Data Processing Agreement Indemnification

c. Legitimization of treatment. The person in charge of the processing is responsible for the application of a valid legal basis for the processing of the client`s personal data as well as for the transmission of the client`s personal data to third parties. According to the predecessor of the RGPD, the privacy policy, data publishers are only liable under their contract with a processing manager and not under the law itself. According to the regulations, there are two main sources of adhesion. The first is the private claim of individuals. These claims can be made against both controllers and processors. It is important that if both the processing manager and the subcontractor are involved in the same processing of personal data, they can be co-responsible. While at first glance, this seems to be a considerable new risk: h. Return or destroy the customer`s personal data. After fulfilling Snap`s obligations with respect to the processing of the customer`s personal data under this agreement or at the request of the data company, at any time during the duration of the agreement (and if requested by the processing manager, Snap, at regular intervals defined by the data manager (i) all or part of the client`s personal data held by Snap, to be returned to the processing manager; (ii) make the client`s personal data, in whole or in part, anonymous enough that the data is no longer personal data; or (iii) permanently delete or render the customer`s personal data unreadable.

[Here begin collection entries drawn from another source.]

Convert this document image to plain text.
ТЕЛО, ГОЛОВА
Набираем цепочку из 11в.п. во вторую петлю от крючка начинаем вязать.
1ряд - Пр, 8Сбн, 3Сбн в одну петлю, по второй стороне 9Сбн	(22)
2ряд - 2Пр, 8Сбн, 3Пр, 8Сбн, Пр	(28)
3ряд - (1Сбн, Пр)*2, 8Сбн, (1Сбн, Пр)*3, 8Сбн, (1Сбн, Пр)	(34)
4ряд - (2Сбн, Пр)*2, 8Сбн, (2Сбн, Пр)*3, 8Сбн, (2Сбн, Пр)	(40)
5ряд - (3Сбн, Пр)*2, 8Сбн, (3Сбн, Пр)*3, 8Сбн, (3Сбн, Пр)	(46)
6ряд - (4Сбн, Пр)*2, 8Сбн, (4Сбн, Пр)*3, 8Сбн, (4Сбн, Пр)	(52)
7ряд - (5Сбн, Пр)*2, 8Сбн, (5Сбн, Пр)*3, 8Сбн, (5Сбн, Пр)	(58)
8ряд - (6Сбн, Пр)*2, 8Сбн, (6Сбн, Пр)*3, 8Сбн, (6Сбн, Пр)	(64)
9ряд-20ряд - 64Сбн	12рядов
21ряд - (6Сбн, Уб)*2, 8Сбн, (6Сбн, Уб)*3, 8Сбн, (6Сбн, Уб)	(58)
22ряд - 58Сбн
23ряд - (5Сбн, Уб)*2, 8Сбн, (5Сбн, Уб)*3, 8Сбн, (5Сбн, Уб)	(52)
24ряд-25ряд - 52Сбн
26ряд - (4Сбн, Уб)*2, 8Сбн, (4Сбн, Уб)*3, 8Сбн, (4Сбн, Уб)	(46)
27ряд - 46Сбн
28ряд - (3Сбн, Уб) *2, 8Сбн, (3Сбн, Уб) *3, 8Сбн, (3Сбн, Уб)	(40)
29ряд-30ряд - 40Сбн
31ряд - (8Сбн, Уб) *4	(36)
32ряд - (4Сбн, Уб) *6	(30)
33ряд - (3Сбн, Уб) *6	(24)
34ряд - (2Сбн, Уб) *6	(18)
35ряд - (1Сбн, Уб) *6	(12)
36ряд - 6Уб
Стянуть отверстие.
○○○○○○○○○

At the request of the company responsible for the data, Snap must provide the processing manager with written confirmation of the anonymization, restitution and deletion of the customer`s personal data.

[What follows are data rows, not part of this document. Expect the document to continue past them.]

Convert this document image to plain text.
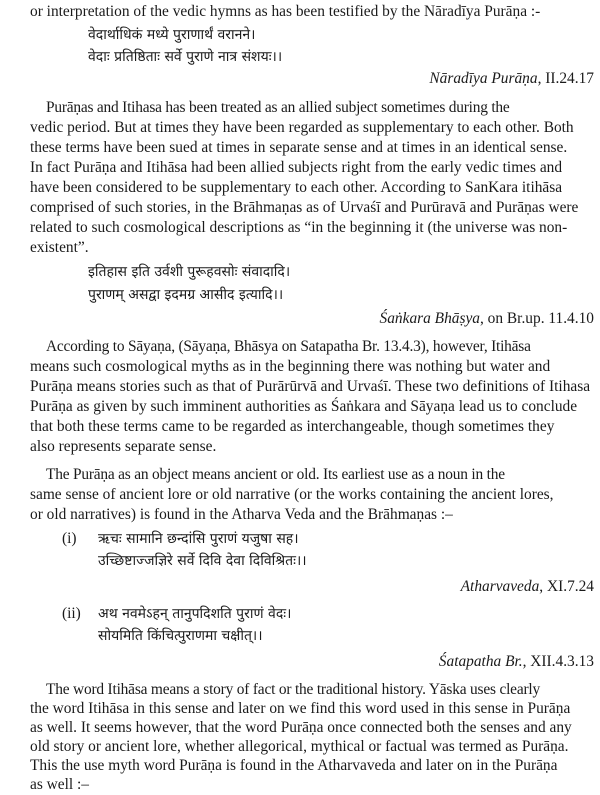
or interpretation of the vedic hymns as has been testified by the Nāradīya Purāṇa :-
वेदार्थाधिकं मध्ये पुराणार्थं वरानने।
वेदाः प्रतिष्ठिताः सर्वे पुराणे नात्र संशयः।।
Nāradīya Purāṇa, II.24.17
Purāṇas and Itihasa has been treated as an allied subject sometimes during the
vedic period. But at times they have been regarded as supplementary to each other. Both
these terms have been sued at times in separate sense and at times in an identical sense.
In fact Purāṇa and Itihāsa had been allied subjects right from the early vedic times and
have been considered to be supplementary to each other. According to SanKara itihāsa
comprised of such stories, in the Brāhmaṇas as of Urvaśī and Purūravā and Purāṇas were
related to such cosmological descriptions as “in the beginning it (the universe was non-
existent”.
इतिहास इति उर्वशी पुरूहवसोः संवादादि।
पुराणम् असद्वा इदमग्र आसीद इत्यादि।।
Śaṅkara Bhāṣya, on Br.up. 11.4.10
According to Sāyaṇa, (Sāyaṇa, Bhāsya on Satapatha Br. 13.4.3), however, Itihāsa
means such cosmological myths as in the beginning there was nothing but water and
Purāṇa means stories such as that of Purārūrvā and Urvaśī. These two definitions of Itihasa
Purāṇa as given by such imminent authorities as Śaṅkara and Sāyaṇa lead us to conclude
that both these terms came to be regarded as interchangeable, though sometimes they
also represents separate sense.
The Purāṇa as an object means ancient or old. Its earliest use as a noun in the
same sense of ancient lore or old narrative (or the works containing the ancient lores,
or old narratives) is found in the Atharva Veda and the Brāhmaṇas :–
(i) ऋचः सामानि छन्दांसि पुराणं यजुषा सह।
उच्छिष्टाज्जज्ञिरे सर्वे दिवि देवा दिविश्रितः।।
Atharvaveda, XI.7.24
(ii) अथ नवमेऽहन् तानुपदिशति पुराणं वेदः।
सोयमिति किंचित्पुराणमा चक्षीत्।।
Śatapatha Br., XII.4.3.13
The word Itihāsa means a story of fact or the traditional history. Yāska uses clearly
the word Itihāsa in this sense and later on we find this word used in this sense in Purāṇa
as well. It seems however, that the word Purāṇa once connected both the senses and any
old story or ancient lore, whether allegorical, mythical or factual was termed as Purāṇa.
This the use myth word Purāṇa is found in the Atharvaveda and later on in the Purāṇa
as well :–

When it comes to assuming ultimate responsibility for a certain number of personal data, the goat stops at the person in charge of the processing, so it is important to know if it is you. As a general rule, data processing is not of primary interest for the end result of data processing. A data processor will certainly benefit from the treatment. Otherwise, there would be no reason for them to do so. But they are dealing with personal data because someone has asked them to do it. When a company acts as a data processor with respect to a number of personal data, the processor is responsible for carrying out those obligations. But then there is the data that the company receives from the processing manager or collects on its behalf. This personal data can only be processed on the reference of a DPA. A. Where the processing manager is established in the EEA and transfers personal data to Snap Inc., Snap Aus Pty Ltd.

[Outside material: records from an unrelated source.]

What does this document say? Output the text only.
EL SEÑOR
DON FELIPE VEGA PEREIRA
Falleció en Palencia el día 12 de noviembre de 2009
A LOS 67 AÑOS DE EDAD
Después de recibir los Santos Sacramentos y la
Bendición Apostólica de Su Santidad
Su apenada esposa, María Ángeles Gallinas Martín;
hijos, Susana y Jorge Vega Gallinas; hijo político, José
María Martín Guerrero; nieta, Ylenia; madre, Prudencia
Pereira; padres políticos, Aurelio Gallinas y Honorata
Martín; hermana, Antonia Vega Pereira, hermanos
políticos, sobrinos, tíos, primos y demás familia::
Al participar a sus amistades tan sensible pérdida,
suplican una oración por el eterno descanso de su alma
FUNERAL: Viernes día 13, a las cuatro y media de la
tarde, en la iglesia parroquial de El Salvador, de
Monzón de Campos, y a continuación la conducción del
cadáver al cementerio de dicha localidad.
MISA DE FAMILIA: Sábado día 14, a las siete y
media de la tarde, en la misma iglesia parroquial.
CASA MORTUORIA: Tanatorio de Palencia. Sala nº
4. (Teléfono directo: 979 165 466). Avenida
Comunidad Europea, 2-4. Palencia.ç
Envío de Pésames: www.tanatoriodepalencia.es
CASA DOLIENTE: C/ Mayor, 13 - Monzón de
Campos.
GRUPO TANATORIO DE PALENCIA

or Snap Group Limited (in the absence of a legal mechanism automatically authorizing an unrestricted transfer to the United Kingdom), the standard contractual clauses are inserted into this agreement by reference and apply to that transfer. Clause 6 against the data exporter or importer because it has disappeared in fact or no longer exists or has become insolvent and no successor organization has assumed, contractually or by law, all the legal obligations of the data exporter or data importer. This liability of one-third of the subprocessor is limited to its own processing operations in accordance with the clauses.